Security Policy
GEO-ify takes the security of our merchants’ data and our Shopify integration seriously. This page is the authoritative reference linked from /.well-known/security.txt.
Reporting a vulnerability
Email support@geo-ify.com with:
- A description of the issue
- Steps to reproduce
- Impact assessment (what an attacker could do)
- Any proof-of-concept code or screenshots
Or open a GitHub Security Advisory on our repo — that channel is end-to-end encrypted with the maintainers and produces a CVE if applicable.
Please do NOT open a public issue, public PR, or social-media post about a suspected vulnerability before we’ve had a chance to address it. Public disclosure before a fix puts merchants at risk.
Response timeline
- Acknowledgement: within 48 hours of your report (business days may slip to ~72h on weekends/holidays).
- Initial assessment: within 7 days — we’ll either confirm the issue, ask follow-up questions, or explain why it isn’t a vulnerability.
- Resolution: typically within 30 days for medium/high severity; critical issues are prioritized same-day. Some classes of fixes (cryptographic changes, broad refactors) may take longer; we’ll keep you posted.
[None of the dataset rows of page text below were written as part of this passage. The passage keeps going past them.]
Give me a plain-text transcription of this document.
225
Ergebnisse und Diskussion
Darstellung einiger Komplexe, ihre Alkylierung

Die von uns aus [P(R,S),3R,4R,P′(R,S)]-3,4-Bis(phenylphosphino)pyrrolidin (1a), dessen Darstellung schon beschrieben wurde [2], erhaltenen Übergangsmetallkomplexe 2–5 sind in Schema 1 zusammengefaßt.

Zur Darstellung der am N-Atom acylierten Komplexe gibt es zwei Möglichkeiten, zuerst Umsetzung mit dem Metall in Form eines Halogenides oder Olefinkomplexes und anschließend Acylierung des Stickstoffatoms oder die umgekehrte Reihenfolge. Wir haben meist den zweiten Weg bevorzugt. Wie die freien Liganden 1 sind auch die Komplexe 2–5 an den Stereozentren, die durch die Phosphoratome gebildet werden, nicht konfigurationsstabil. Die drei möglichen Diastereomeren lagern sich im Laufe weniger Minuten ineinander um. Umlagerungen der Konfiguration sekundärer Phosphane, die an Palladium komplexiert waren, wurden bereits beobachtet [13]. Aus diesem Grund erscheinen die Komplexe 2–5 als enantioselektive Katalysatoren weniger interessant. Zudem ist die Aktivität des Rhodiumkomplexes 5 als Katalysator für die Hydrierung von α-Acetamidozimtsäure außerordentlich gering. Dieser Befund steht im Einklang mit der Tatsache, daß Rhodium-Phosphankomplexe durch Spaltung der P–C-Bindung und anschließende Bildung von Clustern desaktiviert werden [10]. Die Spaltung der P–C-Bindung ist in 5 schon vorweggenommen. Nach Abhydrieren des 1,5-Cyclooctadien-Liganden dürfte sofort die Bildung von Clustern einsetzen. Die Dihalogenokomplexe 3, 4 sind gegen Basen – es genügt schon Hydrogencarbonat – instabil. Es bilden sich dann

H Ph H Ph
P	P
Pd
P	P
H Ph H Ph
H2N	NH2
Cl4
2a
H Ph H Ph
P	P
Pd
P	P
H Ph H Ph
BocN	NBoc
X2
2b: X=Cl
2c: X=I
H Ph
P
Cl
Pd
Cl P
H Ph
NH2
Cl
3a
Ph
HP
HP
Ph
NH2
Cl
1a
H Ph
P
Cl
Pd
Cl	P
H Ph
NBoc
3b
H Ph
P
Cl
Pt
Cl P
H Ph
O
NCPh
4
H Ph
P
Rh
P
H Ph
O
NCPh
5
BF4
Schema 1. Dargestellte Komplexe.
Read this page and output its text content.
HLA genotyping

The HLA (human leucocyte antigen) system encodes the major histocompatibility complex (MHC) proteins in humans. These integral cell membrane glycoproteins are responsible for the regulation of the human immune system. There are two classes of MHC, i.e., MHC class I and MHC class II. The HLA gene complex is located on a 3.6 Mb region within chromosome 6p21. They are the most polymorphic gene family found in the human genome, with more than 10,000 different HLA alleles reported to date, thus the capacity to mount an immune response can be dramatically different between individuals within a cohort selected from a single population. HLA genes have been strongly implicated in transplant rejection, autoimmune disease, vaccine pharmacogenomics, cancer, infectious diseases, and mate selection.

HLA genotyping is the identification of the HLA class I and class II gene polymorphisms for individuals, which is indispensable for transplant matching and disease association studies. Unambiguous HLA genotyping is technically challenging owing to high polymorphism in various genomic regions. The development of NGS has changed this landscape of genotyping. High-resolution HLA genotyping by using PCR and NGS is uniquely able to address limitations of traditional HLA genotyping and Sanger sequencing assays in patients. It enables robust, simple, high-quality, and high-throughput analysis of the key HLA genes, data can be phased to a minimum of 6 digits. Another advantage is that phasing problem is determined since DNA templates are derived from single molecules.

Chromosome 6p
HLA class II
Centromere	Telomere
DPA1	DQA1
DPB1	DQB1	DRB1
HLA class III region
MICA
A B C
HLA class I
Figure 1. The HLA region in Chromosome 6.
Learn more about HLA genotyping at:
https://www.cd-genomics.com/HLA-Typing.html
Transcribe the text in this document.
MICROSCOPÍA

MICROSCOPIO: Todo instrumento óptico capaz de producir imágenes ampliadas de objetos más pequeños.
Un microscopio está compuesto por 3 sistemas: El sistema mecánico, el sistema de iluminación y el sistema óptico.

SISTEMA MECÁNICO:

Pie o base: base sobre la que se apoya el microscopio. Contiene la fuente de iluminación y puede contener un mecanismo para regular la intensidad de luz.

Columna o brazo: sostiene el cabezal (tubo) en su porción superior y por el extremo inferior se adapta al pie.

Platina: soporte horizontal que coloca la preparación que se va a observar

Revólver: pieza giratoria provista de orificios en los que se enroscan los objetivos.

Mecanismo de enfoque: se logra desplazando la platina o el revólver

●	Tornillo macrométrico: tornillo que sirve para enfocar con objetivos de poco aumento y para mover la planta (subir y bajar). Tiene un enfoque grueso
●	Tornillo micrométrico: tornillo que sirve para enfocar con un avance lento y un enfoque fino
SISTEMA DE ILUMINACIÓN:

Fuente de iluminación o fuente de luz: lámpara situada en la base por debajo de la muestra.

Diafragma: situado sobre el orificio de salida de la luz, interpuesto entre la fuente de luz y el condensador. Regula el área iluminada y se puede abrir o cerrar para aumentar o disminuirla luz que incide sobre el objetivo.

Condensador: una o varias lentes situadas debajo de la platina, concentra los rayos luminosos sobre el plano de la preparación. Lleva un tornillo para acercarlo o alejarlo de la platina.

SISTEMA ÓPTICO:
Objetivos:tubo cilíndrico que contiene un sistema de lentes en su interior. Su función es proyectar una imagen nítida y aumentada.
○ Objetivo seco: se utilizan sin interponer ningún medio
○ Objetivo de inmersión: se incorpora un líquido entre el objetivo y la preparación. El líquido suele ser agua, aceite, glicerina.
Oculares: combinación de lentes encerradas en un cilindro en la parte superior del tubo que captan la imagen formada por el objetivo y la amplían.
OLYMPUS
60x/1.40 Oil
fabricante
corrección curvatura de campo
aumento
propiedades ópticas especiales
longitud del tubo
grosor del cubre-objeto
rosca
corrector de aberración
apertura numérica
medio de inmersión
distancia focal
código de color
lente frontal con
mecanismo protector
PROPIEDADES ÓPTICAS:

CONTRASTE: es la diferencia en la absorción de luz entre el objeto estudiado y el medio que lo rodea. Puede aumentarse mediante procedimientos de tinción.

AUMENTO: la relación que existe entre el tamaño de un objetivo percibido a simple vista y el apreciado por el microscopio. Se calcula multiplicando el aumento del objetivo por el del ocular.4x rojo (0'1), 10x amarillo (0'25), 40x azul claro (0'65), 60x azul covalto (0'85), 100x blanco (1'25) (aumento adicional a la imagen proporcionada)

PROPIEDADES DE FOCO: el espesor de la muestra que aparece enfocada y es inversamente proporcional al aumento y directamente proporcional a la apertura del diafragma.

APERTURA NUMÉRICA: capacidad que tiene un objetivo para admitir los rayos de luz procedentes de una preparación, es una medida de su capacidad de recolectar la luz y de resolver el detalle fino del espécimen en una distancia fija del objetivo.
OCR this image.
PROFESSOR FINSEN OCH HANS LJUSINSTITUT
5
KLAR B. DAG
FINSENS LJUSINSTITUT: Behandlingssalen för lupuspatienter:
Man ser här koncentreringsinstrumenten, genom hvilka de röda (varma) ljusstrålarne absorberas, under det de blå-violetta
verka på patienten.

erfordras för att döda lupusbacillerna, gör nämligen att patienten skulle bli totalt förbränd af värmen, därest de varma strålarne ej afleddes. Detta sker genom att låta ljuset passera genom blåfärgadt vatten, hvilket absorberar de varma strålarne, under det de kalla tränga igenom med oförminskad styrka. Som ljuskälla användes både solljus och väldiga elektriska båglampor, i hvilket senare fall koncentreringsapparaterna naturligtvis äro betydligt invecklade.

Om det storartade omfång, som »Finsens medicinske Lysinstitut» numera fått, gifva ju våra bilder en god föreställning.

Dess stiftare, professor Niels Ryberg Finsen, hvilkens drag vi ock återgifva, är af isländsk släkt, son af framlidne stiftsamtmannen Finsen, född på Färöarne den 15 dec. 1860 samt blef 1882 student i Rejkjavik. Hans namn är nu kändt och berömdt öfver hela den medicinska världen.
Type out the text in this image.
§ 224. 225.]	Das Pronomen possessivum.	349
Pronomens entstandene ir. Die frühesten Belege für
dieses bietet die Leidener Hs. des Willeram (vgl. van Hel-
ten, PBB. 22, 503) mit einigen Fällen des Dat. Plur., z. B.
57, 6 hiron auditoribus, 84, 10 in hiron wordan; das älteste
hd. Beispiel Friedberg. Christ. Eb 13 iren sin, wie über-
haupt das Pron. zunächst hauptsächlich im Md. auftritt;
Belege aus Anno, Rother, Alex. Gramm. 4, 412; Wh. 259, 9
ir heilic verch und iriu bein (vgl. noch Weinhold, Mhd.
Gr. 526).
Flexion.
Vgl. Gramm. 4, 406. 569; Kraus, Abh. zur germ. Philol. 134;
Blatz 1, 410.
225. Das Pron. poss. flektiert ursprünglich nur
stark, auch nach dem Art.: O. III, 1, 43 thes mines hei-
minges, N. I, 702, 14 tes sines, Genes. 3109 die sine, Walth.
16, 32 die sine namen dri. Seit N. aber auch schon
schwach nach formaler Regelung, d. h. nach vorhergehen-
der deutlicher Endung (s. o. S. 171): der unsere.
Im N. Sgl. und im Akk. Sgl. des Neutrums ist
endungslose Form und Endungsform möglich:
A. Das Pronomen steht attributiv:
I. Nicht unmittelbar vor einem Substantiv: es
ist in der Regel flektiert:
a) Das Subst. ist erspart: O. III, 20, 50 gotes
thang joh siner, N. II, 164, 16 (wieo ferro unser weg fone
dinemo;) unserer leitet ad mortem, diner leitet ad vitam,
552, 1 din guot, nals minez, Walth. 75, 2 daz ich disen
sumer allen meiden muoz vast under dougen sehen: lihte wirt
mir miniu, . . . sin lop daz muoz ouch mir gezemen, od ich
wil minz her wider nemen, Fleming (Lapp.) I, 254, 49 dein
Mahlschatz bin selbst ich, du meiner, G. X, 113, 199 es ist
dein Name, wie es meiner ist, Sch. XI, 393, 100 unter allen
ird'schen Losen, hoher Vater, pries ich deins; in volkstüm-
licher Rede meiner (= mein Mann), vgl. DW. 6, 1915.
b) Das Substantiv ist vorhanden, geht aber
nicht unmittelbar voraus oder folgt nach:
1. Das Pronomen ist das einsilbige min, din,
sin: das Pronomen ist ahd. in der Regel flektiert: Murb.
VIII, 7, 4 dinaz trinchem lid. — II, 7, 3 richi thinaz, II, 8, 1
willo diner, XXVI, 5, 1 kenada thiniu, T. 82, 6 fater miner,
- Coordinated disclosure: 90 days from initial report, or 7 days after a public fix lands, whichever is sooner. We’re happy to extend the timeline if the fix is genuinely complex.
Scope
In scope
- The GEO-ify Shopify app (deployed at https://www.geo-ify.com)
- The embedded admin UI served at
/app/* - All public-surface routes (
/,/privacy,/terms,/healthz,/llms.txt,/robots.txt,/sitemap.xml,/.well-known/*,/api/csp-report) - Webhook endpoints (
/webhooks/*) — HMAC verification, idempotency, payload handling - Auth/OAuth flow (
/auth/*) - The Trigger.dev worker tasks that process merchant data
- The Cloudflare DNS + Email Routing setup for geo-ify.com
Out of scope
- The Shopify platform itself — report platform issues to https://www.shopify.com/security. We will route issues we receive about Shopify to them.
- Third-party libraries (Prisma, React Router, Polaris, etc.) unless the issue is specifically exploitable through our code path; in that case in scope.
- Social-engineering attacks against our employees, contractors, or customers.
- Findings from automated scanners without a proof-of-concept (e.g. “X-Powered-By header is missing” — please verify the issue first).
- DoS / volumetric attacks against our public surface (we have rate-limiting; report bypasses, not the existence of capacity).
Safe harbor
We support good-faith security research and will not pursue legal action against researchers who:
- Make a good-faith effort to avoid privacy violations, destruction of data, or interruption/degradation of our service
- Only interact with their own accounts or test accounts they own or have explicit permission to test
- Do not exfiltrate more data than necessary to demonstrate the issue
- Report the issue promptly via the channels above and give us reasonable time to respond before public disclosure
- Do not attempt to access other users’ data
If you have any doubt about whether your testing falls inside safe harbor, email us first and ask.
Recognition
We don’t currently run a paid bug-bounty program (early-stage app, limited budget), but we will credit any researcher whose report led to a fix in the CHANGELOG entry, a dedicated section in this policy, and/or a GitHub Security Advisory (which produces a public CVE record with your name as the discoverer). Just let us know your preferred handle in your initial report. If you’d prefer anonymity, we’ll honor that.
Encryption
We do not currently publish a PGP key. If you have particularly sensitive material to share, use the GitHub Security Advisory link above — GitHub transports those messages end-to-end with the maintainers.